Charcot stood astride (1825-1893) late 19th century medicine in a quite monumental way.  He held court in the Pitié-Salpêtrière Hospital in Paris and lots of younger giants were educated and inspired by him, including Sigmund "It's a cigar" Freud; Joseph "Reflex" Babinski [R]; William "Free Willy" James; Alfred "IQ test" Binet; Georges Gilles "fuckit-fuckit-fuckit" de la Tourette. I mentioned Charcot last year, partly because it was his birthday (as it is again today) but mainly because I was on about another of his students Theodor Escherich who makes the spelling of eponymous E. coli scho damned difficult for anglophones.

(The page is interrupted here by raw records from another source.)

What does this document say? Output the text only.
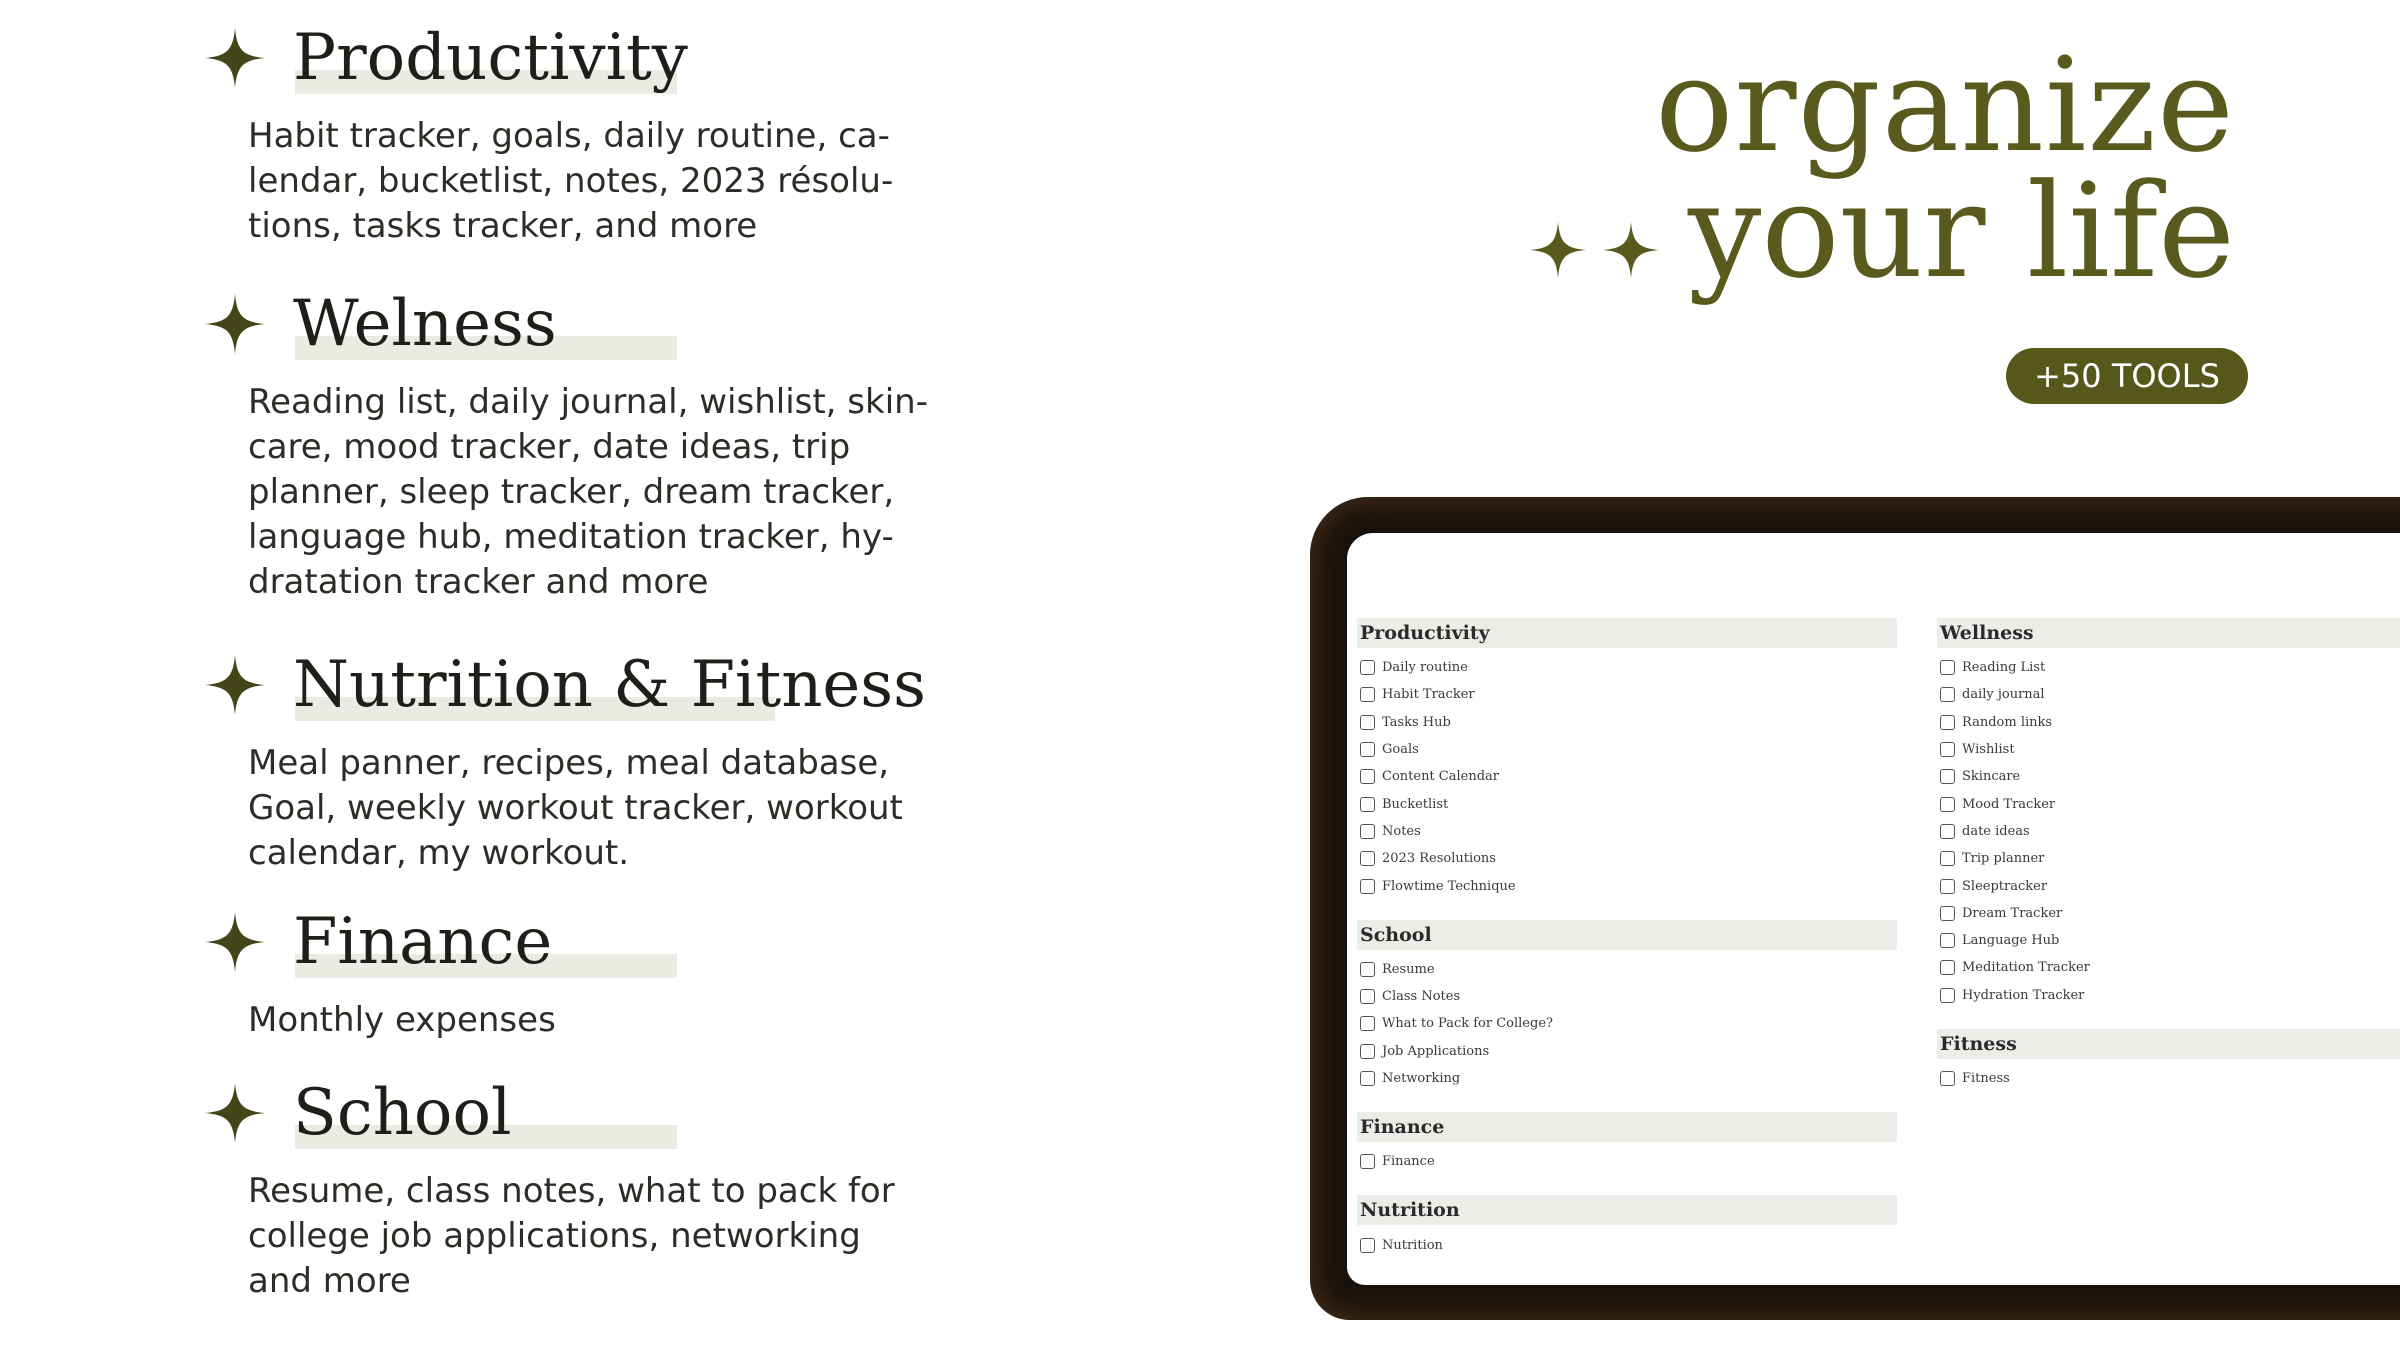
Productivity
Habit tracker, goals, daily routine, ca-
lendar, bucketlist, notes, 2023 résolu-
tions, tasks tracker, and more
Welness
Reading list, daily journal, wishlist, skin-
care, mood tracker, date ideas, trip
planner, sleep tracker, dream tracker,
language hub, meditation tracker, hy-
dratation tracker and more
Nutrition & Fitness
Meal panner, recipes, meal database,
Goal, weekly workout tracker, workout
calendar, my workout.
Finance
Monthly expenses
School
Resume, class notes, what to pack for
college job applications, networking
and more
organize
your life

+50 TOOLS
Productivity
Daily routine
Habit Tracker
Tasks Hub
Goals
Content Calendar
Bucketlist
Notes
2023 Resolutions
Flowtime Technique
School
Resume
Class Notes
What to Pack for College?
Job Applications
Networking
Finance
Finance
Nutrition
Nutrition
Wellness
Reading List
daily journal
Random links
Wishlist
Skincare
Mood Tracker
date ideas
Trip planner
Sleeptracker
Dream Tracker
Language Hub
Meditation Tracker
Hydration Tracker
Fitness
Fitness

I was going to get round to tribbing Charcot in due course but CMT surfaced in my corner of the blogosphere just two days ago in a remarkable long-form article about a workaday athlete call Kim Goodsell.  Goodsell could have been a doctor like her brother, but she dropped out of medical school and lived the free life of a rover in the wilderness, coming back to civilisation periodically to make a bit of entrepreneurial money to feed her running-in-the-outback habit. In her 40s, her feet stopped working to command and she picked up a diagnosis of CMT.  Strangely, she had earlier been diagnosed with a heart arrhythmia which would have stopped the fell-running gallop of a less determined person. She couldn't believe that she had been dealt two crap cards from the deck of life and flung herself into an amateur research project to find the roots of her condition(s).  It was a long time since she'd been in medical school and she's forgotten all the jargon and in the interim new dictionaries of terms and techniques had been invented.  She needed to get her head round all this information and integrate it. Her journey through the darker reaches of PubMed in search of enlightenment was a bit like Simone George applying her lawyerly training to find a cure for her man.  What, by dogged perseverence, Kim Goodsell eventually worked out was that a defect in her copy of the gene LMNA was the likely cause of both of her conditions. It didn't make a cure more likely, but it made her feel that she wasn't taking this thing lying down. But in the process she really pissed off some of her consultants who couldn't see beyond the comfortable confines of their own specialty. 150 years ago Charcot said "In the last analysis, we see only what we are ready to see, what we have been taught to see. We eliminate and ignore everything that is not a part of our prejudices".